New Insights on NLRX1 as a New Therapeutic Target for IBD
FEBRUARY 27, 2018
BLACKSBURG, VA. – The balance between health and disease is exquisitely controlled by complex interactions among the diet, gut microbiota and genes. The Nutritional Immunology and Molecular Medicine Laboratory (NIMML) uncovered novel unforeseen interactions in the gut mucosa mediated by nucleotide oligomerization domain like receptor X1 (NLRX1), a new immunoregulatory target. We provide evidence that NLRX1 functions as a metabolic and microbiome sensor responsible to maintaining tolerance and the integrity of the epithelial barrier.
The findings were published in a recent paper in Frontiers in Immunology.
The study uses a unique integration of next-generation sequencing technologies of host and gut microbiota with traditional immunology and innovative organoid cultures to confirm the potential of NLRX1 as an autoimmune therapeutic. By controlling the metabolism of glutamine and other amino acids in epithelial cells, NLRX1 maintains the expression of tight junction proteins to prevent microbial infiltration and the resultant recruitment of immune cells.
“IBD and other autoimmune diseases are rarely caused by single genetic errors alone but rather an accumulation of contributing factors spanning genetics, immunity, gut microbiome, diet, metabolism and environment,” said Bassaganya-Riera, Director of NIMML. “Therefore, to design highly efficacious oral therapeutics we need to take a systems-wide view to identify new targets with multifaceted mechanisms like NLRX1.”
Unlike other NOD-like receptors, whose mutations and overexpression are drivers of inflammation in IBD, NLRX1 exerts regulatory effects that decrease the recruitment and activation of inflammatory immune cells, such as T helper 1 (Th1) cells and neutrophils. In line with this, the loss of NLRX1 worsens overall disease severity and allows for the expansion of an inflammation-associated gut microbiome.

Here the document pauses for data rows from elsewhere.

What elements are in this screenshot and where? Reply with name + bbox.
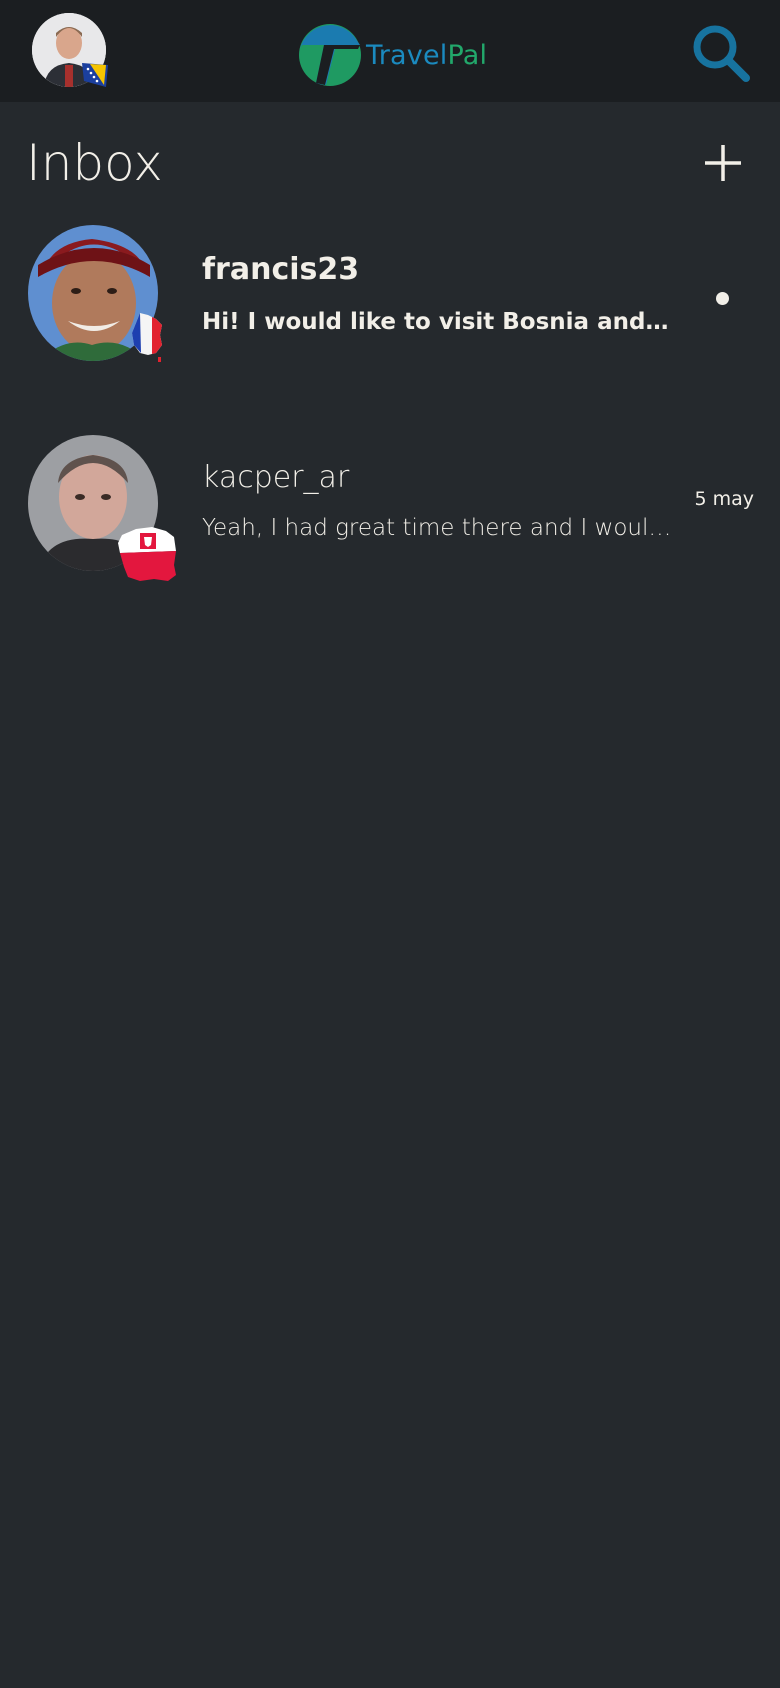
travelpal-logo-icon bbox=[299, 24, 361, 86]
poland-flag-icon bbox=[118, 527, 176, 581]
contact-avatar bbox=[28, 435, 176, 581]
page-title: Inbox bbox=[26, 134, 163, 192]
france-flag-icon bbox=[132, 313, 162, 362]
bosnia-flag-icon bbox=[82, 63, 108, 87]
logo-text: TravelPal bbox=[366, 40, 487, 71]
app-logo: TravelPal bbox=[298, 23, 487, 87]
profile-avatar-button[interactable] bbox=[32, 13, 108, 87]
contact-username: francis23 bbox=[202, 252, 360, 287]
plus-icon bbox=[705, 145, 741, 181]
top-bar: TravelPal bbox=[0, 0, 780, 102]
logo-text-pal: Pal bbox=[447, 39, 488, 71]
conversation-item[interactable]: kacper_ar Yeah, I had great time there a… bbox=[0, 430, 780, 590]
new-message-button[interactable] bbox=[700, 140, 746, 186]
conversation-item[interactable]: francis23 Hi! I would like to visit Bosn… bbox=[0, 220, 780, 380]
logo-text-travel: Travel bbox=[366, 39, 448, 71]
message-timestamp: 5 may bbox=[694, 488, 754, 510]
message-preview: Hi! I would like to visit Bosnia and Her… bbox=[202, 309, 672, 335]
search-button[interactable] bbox=[690, 22, 752, 84]
search-icon bbox=[693, 25, 750, 82]
message-preview: Yeah, I had great time there and I would… bbox=[202, 515, 672, 541]
contact-username: kacper_ar bbox=[202, 460, 350, 495]
unread-indicator bbox=[716, 292, 729, 305]
contact-avatar bbox=[28, 225, 162, 363]
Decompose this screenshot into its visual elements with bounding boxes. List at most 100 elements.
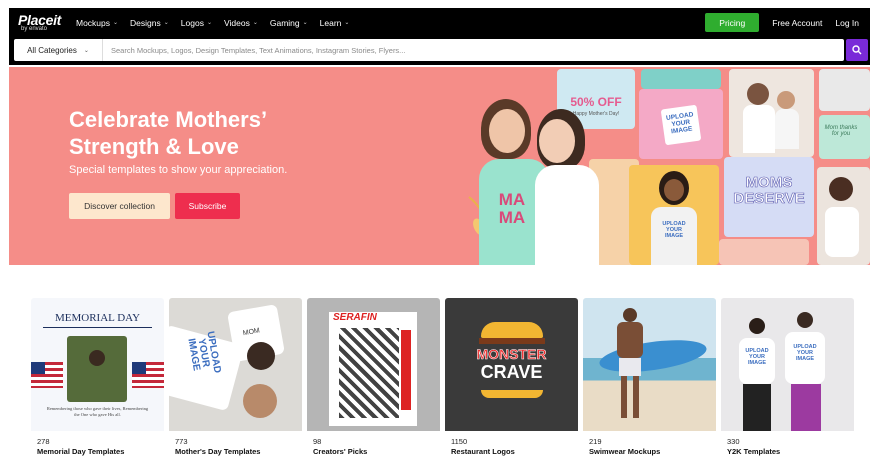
upload-text-man: UPLOAD YOUR IMAGE — [793, 344, 817, 362]
mama-shirt-text: MA MA — [498, 190, 526, 227]
menu-item-learn[interactable]: Learn ⌄ — [320, 18, 350, 28]
anime-artwork: SERAFIN — [329, 312, 417, 426]
man-head — [623, 308, 637, 322]
collage-tile-top-right — [819, 69, 870, 111]
subscribe-button[interactable]: Subscribe — [175, 193, 240, 219]
chevron-down-icon: ⌄ — [302, 20, 308, 26]
flag-right — [132, 362, 164, 388]
y2k-thumbnail: UPLOAD YOUR IMAGE UPLOAD YOUR IMAGE — [721, 298, 854, 431]
collage-tile-family-photo — [729, 69, 814, 157]
memorial-day-heading: MEMORIAL DAY — [43, 312, 152, 328]
category-card-y2k[interactable]: UPLOAD YOUR IMAGE UPLOAD YOUR IMAGE 330 … — [721, 298, 854, 456]
menu-item-logos[interactable]: Logos ⌄ — [181, 18, 212, 28]
card-count: 773 — [175, 437, 188, 446]
placeit-logo[interactable]: Placeit by envato — [18, 13, 62, 32]
category-card-restaurant-logos[interactable]: MONSTER CRAVE 1150 Restaurant Logos — [445, 298, 578, 456]
category-select-label: All Categories — [27, 45, 77, 55]
mom-thanks-text: Mom thanks for you — [824, 125, 858, 137]
nav-right-group: Pricing Free Account Log In — [705, 13, 859, 32]
memorial-caption: Remembering those who gave their lives, … — [46, 406, 149, 417]
hero-banner: Celebrate Mothers’ Strength & Love Speci… — [9, 67, 870, 265]
burger-patty-icon — [479, 338, 545, 344]
free-account-link[interactable]: Free Account — [772, 18, 822, 28]
card-title: Y2K Templates — [727, 447, 781, 456]
menu-item-mockups[interactable]: Mockups ⌄ — [76, 18, 118, 28]
surfboard — [597, 334, 709, 378]
chevron-down-icon: ⌄ — [113, 20, 119, 26]
hero-title-line-2: Strength & Love — [69, 134, 239, 159]
man-torso — [617, 322, 643, 358]
restaurant-logos-thumbnail: MONSTER CRAVE — [445, 298, 578, 431]
category-select[interactable]: All Categories ⌄ — [14, 39, 103, 61]
search-input[interactable] — [103, 45, 844, 55]
mother-daughter-photo: MA MA — [479, 97, 599, 265]
menu-label: Learn — [319, 17, 342, 28]
monster-text: MONSTER — [476, 346, 547, 363]
swimwear-thumbnail — [583, 298, 716, 431]
crave-text: CRAVE — [480, 362, 543, 382]
woman-head — [749, 318, 765, 334]
collage-tile-mom-thanks: Mom thanks for you — [819, 115, 870, 159]
chevron-down-icon: ⌄ — [163, 20, 169, 26]
woman-top: UPLOAD YOUR IMAGE — [739, 338, 775, 384]
burger-bottom-bun — [481, 390, 543, 398]
upload-text-woman: UPLOAD YOUR IMAGE — [745, 348, 769, 366]
upload-card: UPLOAD YOUR IMAGE — [660, 104, 702, 146]
card-count: 1150 — [451, 437, 468, 446]
menu-item-designs[interactable]: Designs ⌄ — [130, 18, 169, 28]
card-count: 330 — [727, 437, 740, 446]
hero-collage-image: 50% OFF Happy Mother's Day! UPLOAD YOUR IM… — [439, 67, 870, 265]
card-title: Creators' Picks — [313, 447, 368, 456]
child-head — [247, 342, 275, 370]
discover-collection-button[interactable]: Discover collection — [69, 193, 170, 219]
upload-text: UPLOAD YOUR IMAGE — [665, 111, 694, 136]
upload-image-text: UPLOAD YOUR IMAGE — [185, 330, 223, 375]
collage-tile-moms-deserve: MOMS DESERVE — [724, 157, 814, 237]
man-top: UPLOAD YOUR IMAGE — [785, 332, 825, 384]
card-count: 98 — [313, 437, 322, 446]
menu-label: Videos — [224, 17, 250, 28]
flag-left — [31, 362, 63, 388]
category-card-creators-picks[interactable]: SERAFIN 98 Creators' Picks — [307, 298, 440, 456]
collage-tile-bottom — [719, 239, 809, 265]
menu-item-gaming[interactable]: Gaming ⌄ — [270, 18, 308, 28]
hero-title: Celebrate Mothers’ Strength & Love — [69, 106, 369, 160]
man-pants — [791, 384, 821, 431]
card-title: Restaurant Logos — [451, 447, 515, 456]
search-icon — [852, 45, 862, 55]
soldier-photo — [67, 336, 127, 402]
swim-shorts — [619, 358, 641, 376]
menu-item-videos[interactable]: Videos ⌄ — [224, 18, 258, 28]
collage-tile-kids — [817, 167, 870, 265]
top-navigation-bar: Placeit by envato Mockups ⌄ Designs ⌄ Logo… — [9, 8, 870, 37]
chevron-down-icon: ⌄ — [83, 47, 89, 54]
main-menu: Mockups ⌄ Designs ⌄ Logos ⌄ Videos ⌄ Gaming ⌄… — [76, 18, 349, 28]
search-button[interactable] — [846, 39, 868, 61]
memorial-day-thumbnail: MEMORIAL DAY Remembering those who gave … — [31, 298, 164, 431]
logo-text: Placeit — [18, 12, 62, 28]
logo-subtext: by envato — [21, 26, 48, 32]
card-title: Memorial Day Templates — [37, 447, 125, 456]
chevron-down-icon: ⌄ — [344, 20, 350, 26]
mothers-day-thumbnail: UPLOAD YOUR IMAGE MOM — [169, 298, 302, 431]
woman-pants — [743, 384, 771, 431]
card-count: 219 — [589, 437, 602, 446]
man-head — [797, 312, 813, 328]
burger-bun-icon — [481, 322, 543, 338]
search-bar: All Categories ⌄ — [9, 37, 870, 65]
login-link[interactable]: Log In — [835, 18, 859, 28]
card-title: Mother's Day Templates — [175, 447, 261, 456]
menu-label: Gaming — [269, 17, 300, 28]
category-card-swimwear-mockups[interactable]: 219 Swimwear Mockups — [583, 298, 716, 456]
pricing-button[interactable]: Pricing — [705, 13, 760, 32]
moms-deserve-text: MOMS DESERVE — [733, 174, 805, 207]
upload-text-2: UPLOAD YOUR IMAGE — [662, 221, 686, 239]
category-card-mothers-day[interactable]: UPLOAD YOUR IMAGE MOM 773 Mother's Day T… — [169, 298, 302, 456]
menu-label: Logos — [180, 17, 204, 28]
mother-head — [243, 384, 277, 418]
hero-subtitle: Special templates to show your appreciat… — [69, 164, 288, 176]
category-card-memorial-day[interactable]: MEMORIAL DAY Remembering those who gave … — [31, 298, 164, 456]
chevron-down-icon: ⌄ — [252, 20, 258, 26]
collage-tile-woman: UPLOAD YOUR IMAGE — [629, 165, 719, 265]
collage-tile-teal — [641, 69, 721, 89]
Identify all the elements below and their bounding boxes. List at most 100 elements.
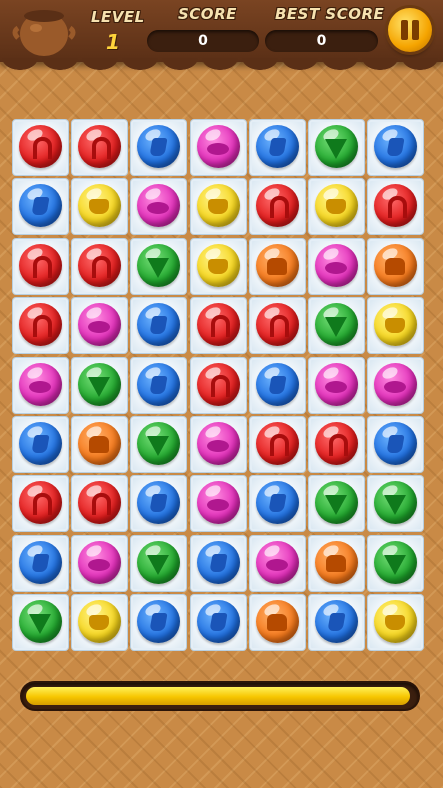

“Combined with our previous work in the Journal of Immunology, NLRX1 has proven effects in epithelial and immune cells making it a prime therapeutic target for IBD and other autoimmune diseases in the GI tract,” said Andrew Leber, Scientific Director of Landos Biopharma. “Landos is continually evaluating novel strategies to generate an expansible therapeutic pipeline for autoimmune diseases and we believe that NLRX1 will prove as productive as LANCL2.”
Ongoing research efforts around the NLRX1 pathway conducted by Landos have the potential to yield a new class of safer and more effective therapeutics for autoimmune diseases that are orally active and target the GI tract.
The NIMML Institute is a 501 (c) (3) non-profit public charity foundation focused on a transdisciplinary, team-science approach to precision medicine at the interface of immunology, inflammation, and metabolism. The NIMML Institute team has led numerous large-scale transdisciplinary projects and is dedicated to solving important societal problems by combining the expertise of immunologists, computational biologists, toxicologists, modelers, translational researchers, and molecular biologists. The Institute is headquartered in Blacksburg, VA. For more information, please visit www.nimml.org or contact email@example.com.
About LANDOS – Accelerated Path to Cures
Landos Biopharma, Inc. (Landos) is an emerging biopharmaceutical company focused on the discovery and development of innovative first-in-class oral therapeutics for patients with autoimmune diseases. Landos’ lead asset, BT-11, is a novel small molecule targeting the Lanthionine Synthetase C-Like 2 (LANCL2) pathway in inflammatory bowel disease (IBD) that will enter clinical testing for Crohn’s disease and ulcerative colitis in 2018. Landos also has a robust pipeline of compounds for other autoimmune diseases.